Marta Urbanska
TU Dresden, Dresden and Max Planck Institute for the Science of Light & Max-Planck-Zentrum für Physik und Medizin, Erlangen, Germany
Mechanocytometry Session: Friday, October 1st, 2021: 09:00am-10:30am
De novo identification of universal cell mechanics regulators
Mechanical properties of cells determine their ability to perform many physiological functions, such as migration, cell-fate specification or circulation through vasculature. Identifying molecular factors that govern mechanical phenotype is therefore a subject of immediate relevance. Here we present an approach that enables establishing links between mechanical phenotype changes and the genes responsible for driving them.
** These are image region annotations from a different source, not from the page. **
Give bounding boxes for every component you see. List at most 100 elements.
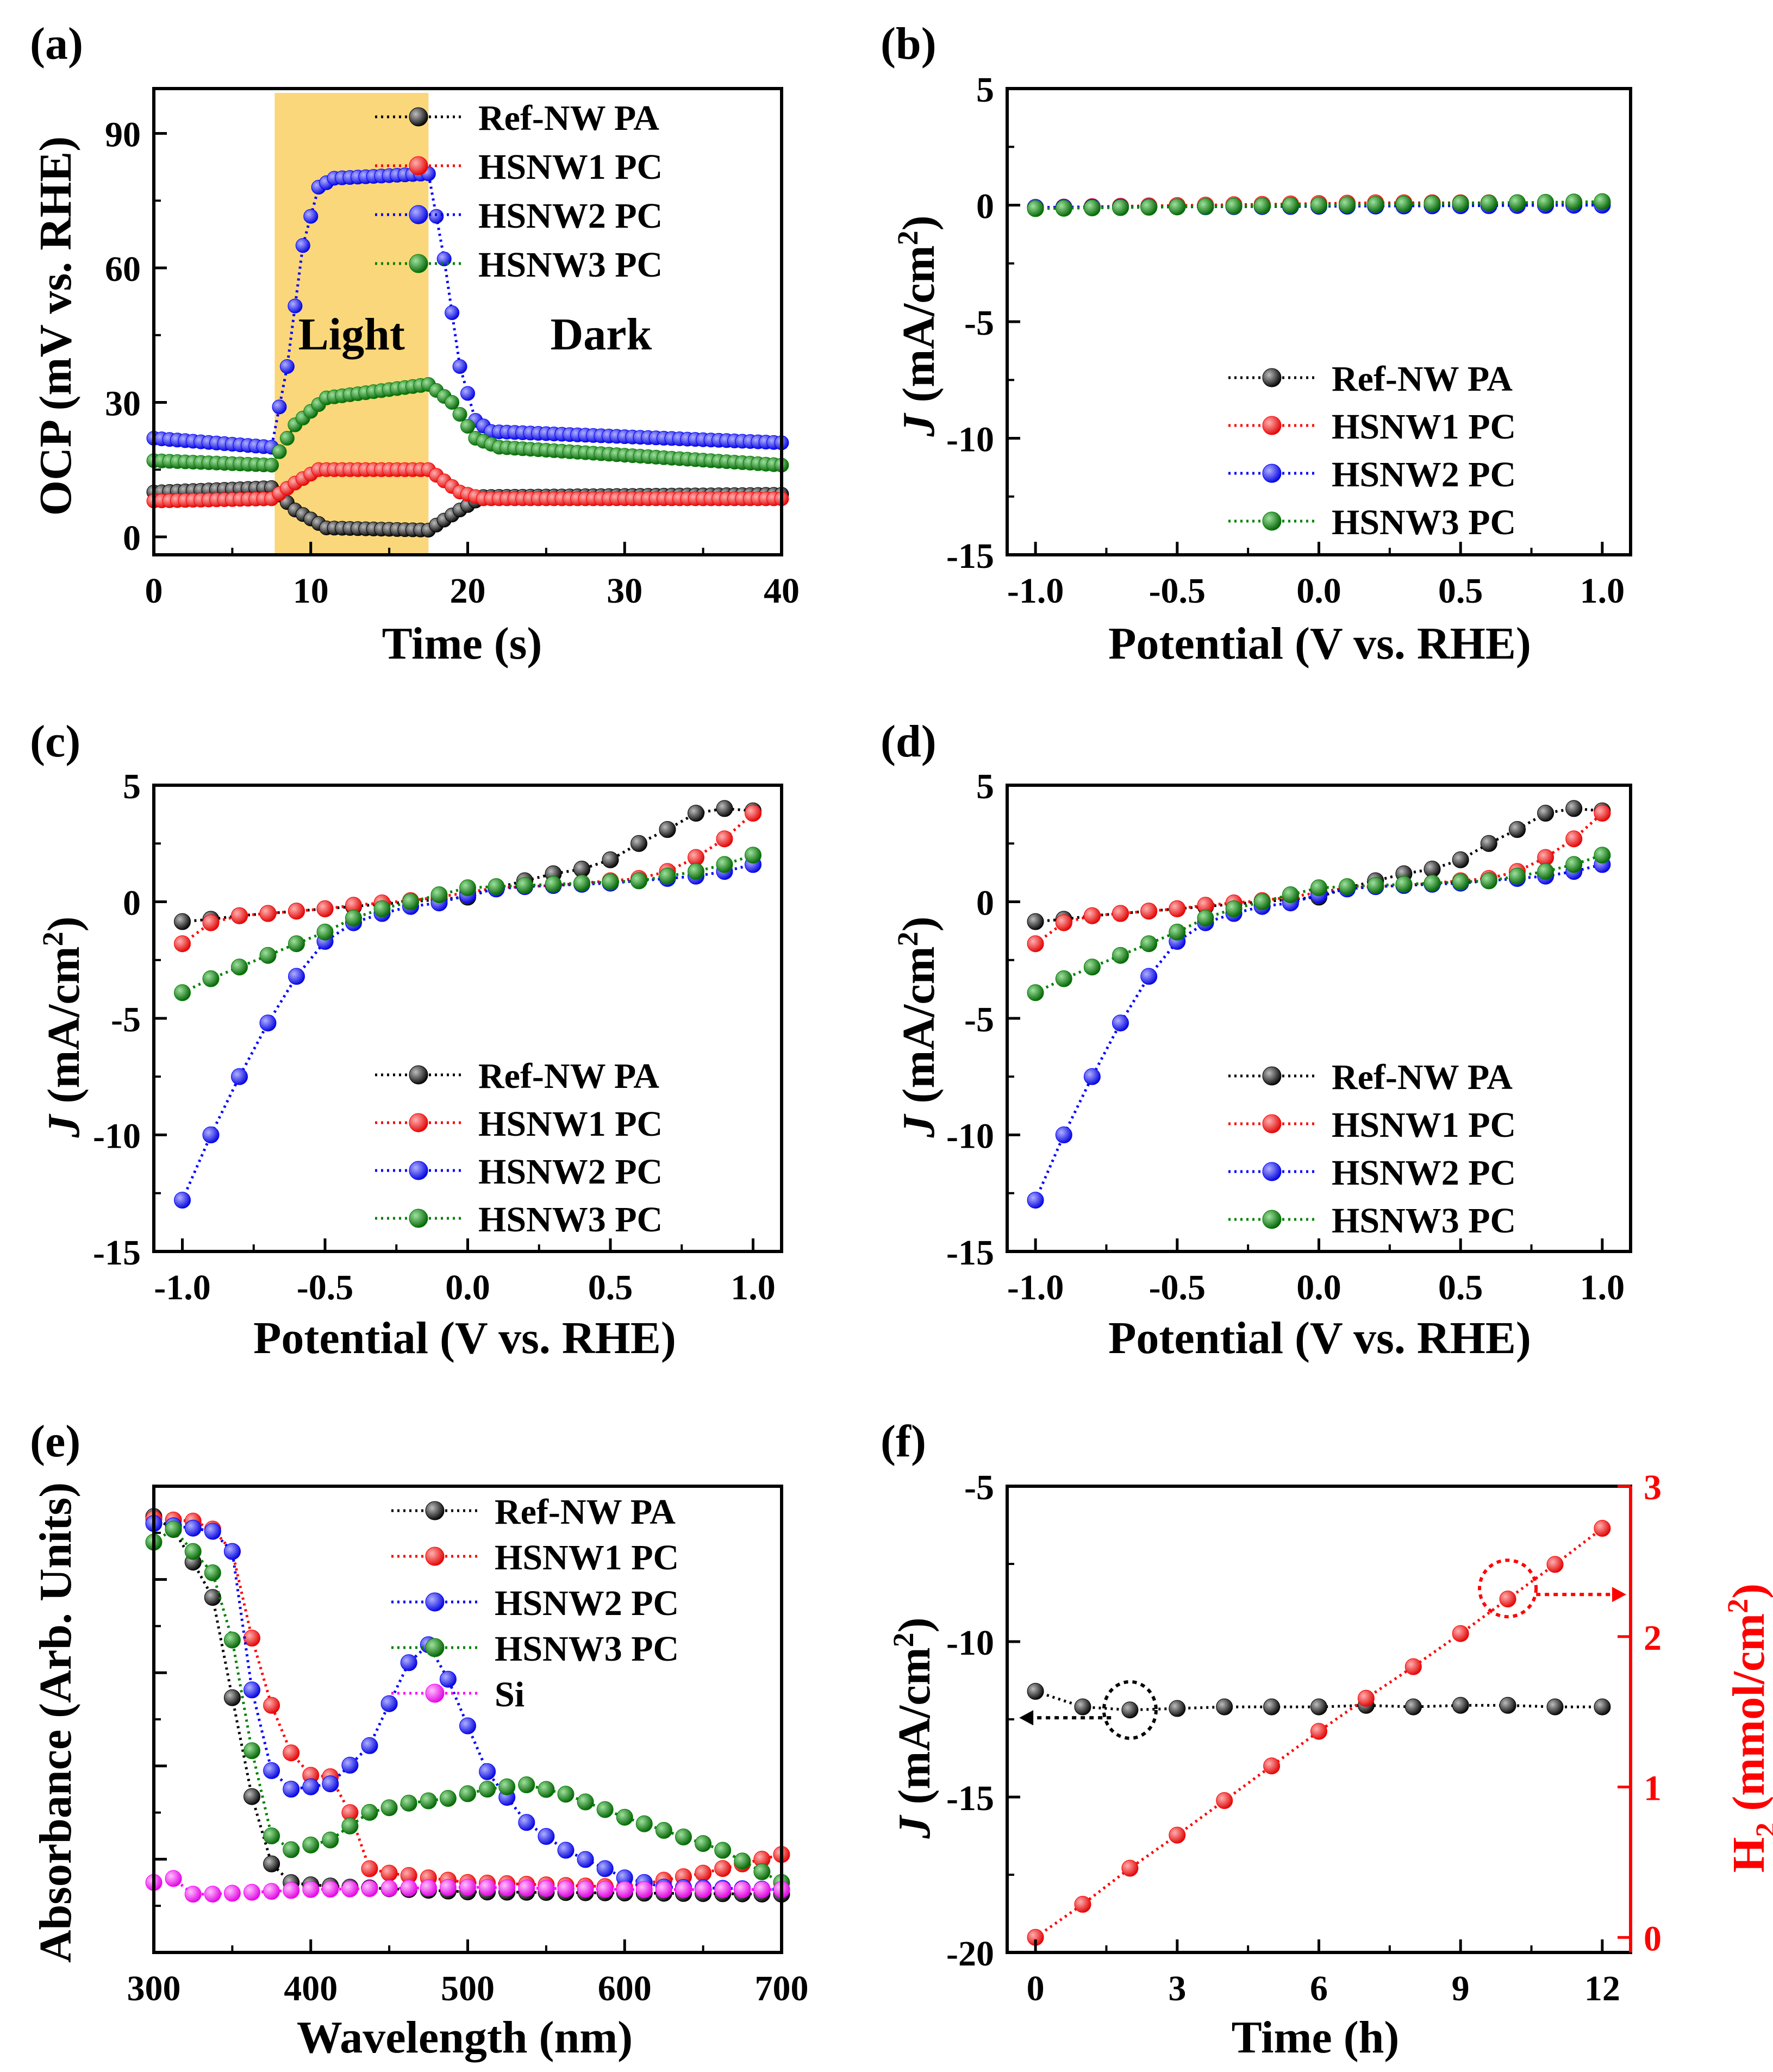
- data-point: [1565, 800, 1583, 817]
- data-point: [1310, 197, 1327, 214]
- data-point: [1197, 198, 1214, 215]
- data-point: [204, 1564, 221, 1581]
- legend-label: HSNW1 PC: [1332, 407, 1516, 447]
- legend-marker: [409, 1209, 428, 1228]
- data-point: [223, 1543, 241, 1560]
- data-point: [1509, 194, 1526, 211]
- legend-entry: [1228, 1162, 1315, 1181]
- x-tick-label: -0.5: [1149, 571, 1206, 611]
- data-point: [616, 1881, 633, 1898]
- data-point: [1357, 1689, 1375, 1707]
- data-point: [1339, 196, 1356, 214]
- data-point: [174, 984, 191, 1001]
- y-tick-label: 5: [976, 767, 994, 806]
- data-point: [459, 1717, 476, 1735]
- data-point: [1395, 875, 1413, 893]
- y-tick-label: -5: [964, 303, 994, 343]
- data-point: [361, 1880, 378, 1898]
- legend-label: HSNW2 PC: [478, 1152, 663, 1192]
- panel-a-xlabel: Time (s): [382, 618, 542, 669]
- legend-label: HSNW3 PC: [495, 1629, 679, 1669]
- data-point: [459, 1785, 476, 1802]
- data-point: [1121, 1860, 1139, 1877]
- panel-e: (e) Wavelength (nm) Absorbance (Arb. Uni…: [30, 1416, 809, 2063]
- legend-marker: [1262, 1066, 1282, 1086]
- y2-tick-label: 1: [1644, 1769, 1662, 1808]
- legend-label: Ref-NW PA: [478, 98, 659, 138]
- data-point: [452, 359, 467, 374]
- data-point: [1594, 847, 1611, 864]
- data-point: [231, 959, 248, 976]
- data-point: [1565, 856, 1583, 873]
- plot-frame: [1006, 87, 1632, 556]
- legend-marker: [1262, 1162, 1282, 1181]
- series-line: [153, 1527, 783, 1884]
- legend-entry: [1228, 1066, 1315, 1086]
- data-point: [400, 1794, 417, 1812]
- data-point: [1083, 199, 1101, 217]
- data-point: [1452, 1625, 1469, 1642]
- data-point: [1509, 821, 1526, 838]
- data-point: [380, 1880, 398, 1897]
- x-tick-label: 0.5: [1438, 1268, 1483, 1307]
- data-point: [1112, 905, 1129, 922]
- panel-d-ylabel-unit: (mA/cm: [894, 946, 944, 1115]
- y-tick-label: -10: [93, 1117, 141, 1156]
- legend-marker: [409, 1065, 428, 1085]
- series-e-0: [145, 1508, 790, 1903]
- data-point: [695, 1835, 712, 1852]
- data-point: [445, 395, 460, 410]
- legend-label: HSNW1 PC: [478, 147, 663, 187]
- legend-label: Ref-NW PA: [1332, 1057, 1513, 1097]
- data-point: [1055, 970, 1072, 987]
- data-point: [655, 1821, 672, 1839]
- legend-marker: [425, 1547, 445, 1566]
- y-tick-label: 30: [105, 384, 141, 424]
- legend-label: HSNW3 PC: [478, 1200, 663, 1240]
- data-point: [1083, 907, 1101, 924]
- data-point: [688, 805, 704, 822]
- series-d-3: [1027, 847, 1611, 1001]
- data-point: [714, 1881, 732, 1898]
- data-point: [202, 914, 220, 931]
- x-tick-label: 700: [755, 1969, 809, 2008]
- data-point: [1509, 867, 1526, 885]
- data-point: [695, 1881, 712, 1898]
- legend-marker: [425, 1592, 445, 1612]
- legend-entry: [1228, 464, 1315, 483]
- data-point: [460, 419, 475, 434]
- panel-e-label: (e): [30, 1416, 80, 1467]
- data-point: [577, 1793, 594, 1811]
- data-point: [400, 1654, 417, 1672]
- panel-f-y2label-close: ): [1724, 1583, 1773, 1599]
- legend-label: HSNW2 PC: [1332, 1153, 1516, 1193]
- data-point: [345, 910, 362, 927]
- data-point: [445, 305, 460, 320]
- data-point: [557, 1842, 575, 1859]
- panel-f-ylabel: J (mA/cm2): [887, 1617, 940, 1839]
- data-point: [1027, 984, 1044, 1001]
- data-point: [596, 1860, 614, 1877]
- legend-label: HSNW1 PC: [495, 1538, 679, 1578]
- data-point: [402, 893, 419, 910]
- y-tick-label: -10: [946, 1117, 994, 1156]
- data-point: [439, 1670, 457, 1688]
- y-tick-label: -5: [964, 1000, 994, 1040]
- data-point: [420, 1879, 437, 1896]
- data-point: [1074, 1698, 1091, 1716]
- panel-b-xlabel: Potential (V vs. RHE): [1108, 618, 1531, 669]
- legend-entry: [391, 1547, 478, 1566]
- y2-tick-label: 3: [1644, 1468, 1662, 1507]
- x-tick-label: 30: [607, 571, 642, 611]
- data-point: [1055, 1126, 1072, 1143]
- data-point: [430, 886, 448, 904]
- panel-d-xlabel: Potential (V vs. RHE): [1108, 1313, 1531, 1363]
- panel-d-ylabel-sup: 2: [891, 931, 924, 946]
- x-tick-label: 500: [441, 1969, 495, 2008]
- panel-d-ylabel-close: ): [894, 916, 944, 931]
- data-point: [302, 1881, 320, 1898]
- panel-f-y2label-sup: 2: [1721, 1599, 1754, 1613]
- data-point: [573, 874, 590, 892]
- x-tick-label: 400: [284, 1969, 338, 2008]
- data-point: [1027, 913, 1044, 930]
In particular, we employ an unbiased discriminative network analysis termed PC-corr to associate cell mechanical states, measured by real-time deformability cytometry (RT-DC), with large‑scale transcriptomic datasets across systems ranging from stem cell development to cancer progression, and originating from different murine and human tissues. We identify a conserved module of five genes with putative roles in the regulation of cell stiffness, and demonstrate on four validation datasets in silico that the identified genes can efficiently classify stiff and soft cell states. Finally, we demonstrate experimentally that the top scoring gene, CAV1, changes the mechanical phenotype of cells when silenced or overexpressed. The data-driven approach presented here has the power of de novo identification of genes involved in the regulation of cell mechanics and will extend the toolbox for tuning the mechanical properties of cells on demand to enable biological function or prevent pathologies.